Caso as ameaças contra a Zona Franca de Manaus sejam mesmo concretizadas, os políticos do Amazonas que formam na base política do governo federal precisam ter coragem para defender o modelo e a população do Estado, recorrendo ao STF (Supremo Tribunal Federal), como já aconteceu no passado. É preciso defender a Zona Franca mesmo que seja “brigando, rompendo” (com o governo), mas fazendo aquilo que é obrigação da classe política amazonense. Foi o que afirmou, nesta quinta-feira 30, o deputado Vicente Lopes (PMDB), durante a sessão plenária na Assembleia Legislativa, quando vários parlamentares criticaram declaração do ministro do Desenvolvimento, Indústria e Exterior, Fernando Pimentel.
Na última quinta-feira, o ministro disse que a Zona Franca de Manaus está ameaçada “em função da mudança de paradigma de produção industrial no mundo inteiro” e ainda sugeriu que o modelo busque nova vocação, como uma economia de base ecológica. “Quando Fernando Henrique era presidente, editou uma medida contra a Zona Franca e o governante da época (Amazonino Mendes) teve a coragem de entrar no Supremo Tribunal federal. Espero que a base política que dá sustentaçãopolítica a esse governo, tenha a coragem de ir ao STF, para que a nossa população não venha sofrer pela nossa omissão, nossa incompetência de ver as coisas como devem ser vistas. Não se deve fechar os olhos para uma coisa chamada base de sustentação do governo, por conta desse alinhamento político, em prejuízo da nossa gente”, afirmou Vicente Lopes.
De acordo com o deputado, não está havendo reciprocidade do governo federal com o Amazonas, mas ele ainda acredita na classe política que representa o Estado. “Acredito piamente que a classe política do Amazonas não vai se curvar, não vai se deixar vencer por aqueles que estão ocupando o poder com a contribuição do povo amazonense, mas não estão olhando para nós com a mesma reciprocidade e responsabilidade com que os amazonenses olharam para eles na época da campanha eleitoral”. “O que nós precisamos fazer é defender a Zona Franca, mesmo brigando, rompendo, mas fazendo aquilo que é nossa obrigação. Não podemos é assistir, passivamente, o ministro ir à a televisao e dizer que a Zona Franca não tem mais esperança de sobreviver e temos de buscar outra alternativa”.
BR-319
Vicente Lopes voltou ao assunto da BR-319 (Manaus-Rondônia), cuja construção foi prometida também na última campanha presidencial. “Quantas vezes foi dito ao povo do Amazonas que a BR-319 seria construída?”, questionou. Para o restante do país, segundo o deputado, a estrada pode até não significar nada. Mas para o Amazonas significa tirar o Estado do isolamento, ligando-o ao restante do país, além de contribuir para melhor escoamento dos produtos da Zona Franca para o Sul e Sudeste. E esse foi o compromisso da atual presidente da República, Dilma Rousseff, a quem o povo do Amazonas deu a maior votação proporcional do país, lembrou o deputado.

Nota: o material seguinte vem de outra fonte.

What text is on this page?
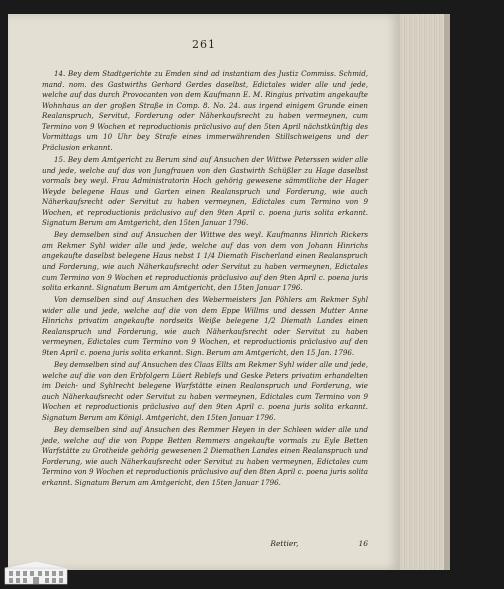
261

14. Bey dem Stadtgerichte zu Emden sind ad instantiam des Justiz Commiss. Schmid, mand. nom. des Gastwirths Gerhard Gerdes daselbst, Edictales wider alle und jede, welche auf das durch Provocanten von dem Kaufmann E. M. Ringius privatim angekaufte Wohnhaus an der großen Straße in Comp. 8. No. 24. aus irgend einigem Grunde einen Realanspruch, Servitut, Forderung oder Näherkaufsrecht zu haben vermeynen, cum Termino von 9 Wochen et reproductionis präclusivo auf den 5ten April nächstkünftig des Vormittags um 10 Uhr bey Strafe eines immerwährenden Stillschweigens und der Präclusion erkannt.

15. Bey dem Amtgericht zu Berum sind auf Ansuchen der Wittwe Peterssen wider alle und jede, welche auf das von Jungfrauen von den Gastwirth Schüßler zu Hage daselbst vormals bey weyl. Frau Administratorin Hoch gehörig gewesene sämmtliche der Hager Weyde belegene Haus und Garten einen Realanspruch und Forderung, wie auch Näherkaufsrecht oder Servitut zu haben vermeynen, Edictales cum Termino von 9 Wochen, et reproductionis präclusivo auf den 9ten April c. poena juris solita erkannt. Signatum Berum am Amtgericht, den 15ten Januar 1796.

Bey demselben sind auf Ansuchen der Wittwe des weyl. Kaufmanns Hinrich Rickers am Rekmer Syhl wider alle und jede, welche auf das von dem von Johann Hinrichs angekaufte daselbst belegene Haus nebst 1 1/4 Diemath Fischerland einen Realanspruch und Forderung, wie auch Näherkaufsrecht oder Servitut zu haben vermeynen, Edictales cum Termino von 9 Wochen et reproductionis präclusivo auf den 9ten April c. poena juris solita erkannt. Signatum Berum am Amtgericht, den 15ten Januar 1796.

Von demselben sind auf Ansuchen des Webermeisters Jan Pöhlers am Rekmer Syhl wider alle und jede, welche auf die von dem Eppe Willms und dessen Mutter Anne Hinrichs privatim angekaufte nordseits Weiße belegene 1/2 Diemath Landes einen Realanspruch und Forderung, wie auch Näherkaufsrecht oder Servitut zu haben vermeynen, Edictales cum Termino von 9 Wochen, et reproductionis präclusivo auf den 9ten April c. poena juris solita erkannt. Sign. Berum am Amtgericht, den 15 Jan. 1796.

Bey demselben sind auf Ansuchen des Claas Ellts am Rekmer Syhl wider alle und jede, welche auf die von den Erbfolgern Lüert Reblefs und Geske Peters privatim erhandelten im Deich- und Syhlrecht belegene Warfstätte einen Realanspruch und Forderung, wie auch Näherkaufsrecht oder Servitut zu haben vermeynen, Edictales cum Termino von 9 Wochen et reproductionis präclusivo auf den 9ten April c. poena juris solita erkannt. Signatum Berum am Königl. Amtgericht, den 15ten Januar 1796.

Bey demselben sind auf Ansuchen des Remmer Heyen in der Schleen wider alle und jede, welche auf die von Poppe Betten Remmers angekaufte vormals zu Eyle Betten Warfstätte zu Grotheide gehörig gewesenen 2 Diemathen Landes einen Realanspruch und Forderung, wie auch Näherkaufsrecht oder Servitut zu haben vermeynen, Edictales cum Termino von 9 Wochen et reproductionis präclusivo auf den 8ten April c. poena juris solita erkannt. Signatum Berum am Amtgericht, den 15ten Januar 1796.

Rettier,	16
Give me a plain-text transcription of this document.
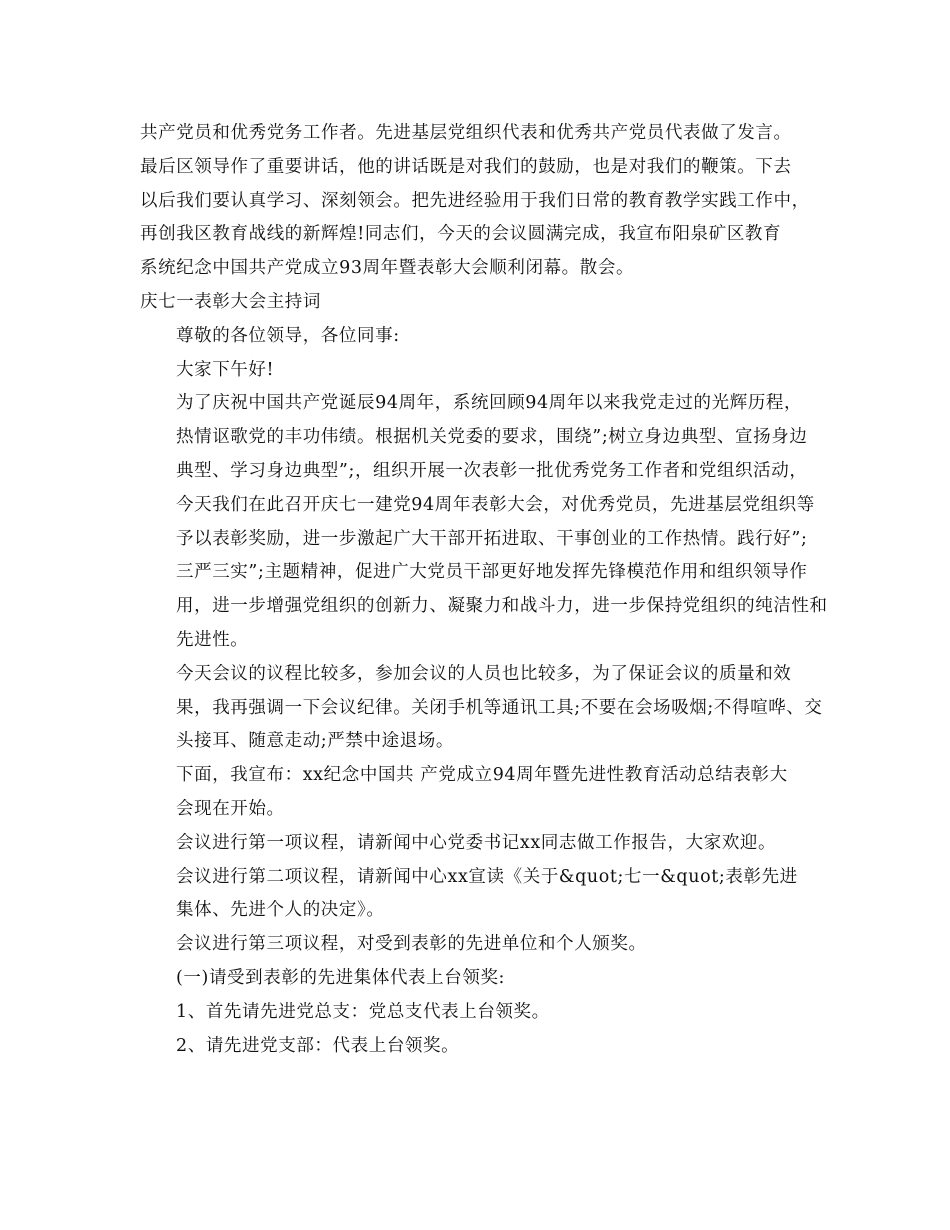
共产党员和优秀党务工作者。先进基层党组织代表和优秀共产党员代表做了发言。
最后区领导作了重要讲话，他的讲话既是对我们的鼓励，也是对我们的鞭策。下去
以后我们要认真学习、深刻领会。把先进经验用于我们日常的教育教学实践工作中，
再创我区教育战线的新辉煌!同志们，今天的会议圆满完成，我宣布阳泉矿区教育
系统纪念中国共产党成立93周年暨表彰大会顺利闭幕。散会。
庆七一表彰大会主持词
尊敬的各位领导，各位同事:
大家下午好!
为了庆祝中国共产党诞辰94周年，系统回顾94周年以来我党走过的光辉历程，
热情讴歌党的丰功伟绩。根据机关党委的要求，围绕”;树立身边典型、宣扬身边
典型、学习身边典型”;，组织开展一次表彰一批优秀党务工作者和党组织活动，
今天我们在此召开庆七一建党94周年表彰大会，对优秀党员，先进基层党组织等
予以表彰奖励，进一步激起广大干部开拓进取、干事创业的工作热情。践行好”;
三严三实”;主题精神，促进广大党员干部更好地发挥先锋模范作用和组织领导作
用，进一步增强党组织的创新力、凝聚力和战斗力，进一步保持党组织的纯洁性和
先进性。
今天会议的议程比较多，参加会议的人员也比较多，为了保证会议的质量和效
果，我再强调一下会议纪律。关闭手机等通讯工具;不要在会场吸烟;不得喧哗、交
头接耳、随意走动;严禁中途退场。
下面，我宣布：xx纪念中国共 产党成立94周年暨先进性教育活动总结表彰大
会现在开始。
会议进行第一项议程，请新闻中心党委书记xx同志做工作报告，大家欢迎。
会议进行第二项议程，请新闻中心xx宣读《关于&quot;七一&quot;表彰先进
集体、先进个人的决定》。
会议进行第三项议程，对受到表彰的先进单位和个人颁奖。
(一)请受到表彰的先进集体代表上台领奖:
1、首先请先进党总支：党总支代表上台领奖。
2、请先进党支部：代表上台领奖。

A BR-319, afirmou Vicente Lopes, existe há mais 40 anos. E se não houve “competência para mantê-la trafegável o tempo todo, hoje poderia ser recuperada perfeitamente, já que o governo federal tem recursos”. Para ele, como a estrada já existe há tantos anos, o que se pretende é apenas a sua recuperação. Por isso não entende qual dano ambiental mais vai causar com a recuperação. “Há uma regra na vida: tudo tem custo, vemos isso no dia a dia. O que vale mais: as árvores que estão no trajeto da BR-319 ou o desenvolvimento de milhões de pessoas que moram naquela região?”, insistiu.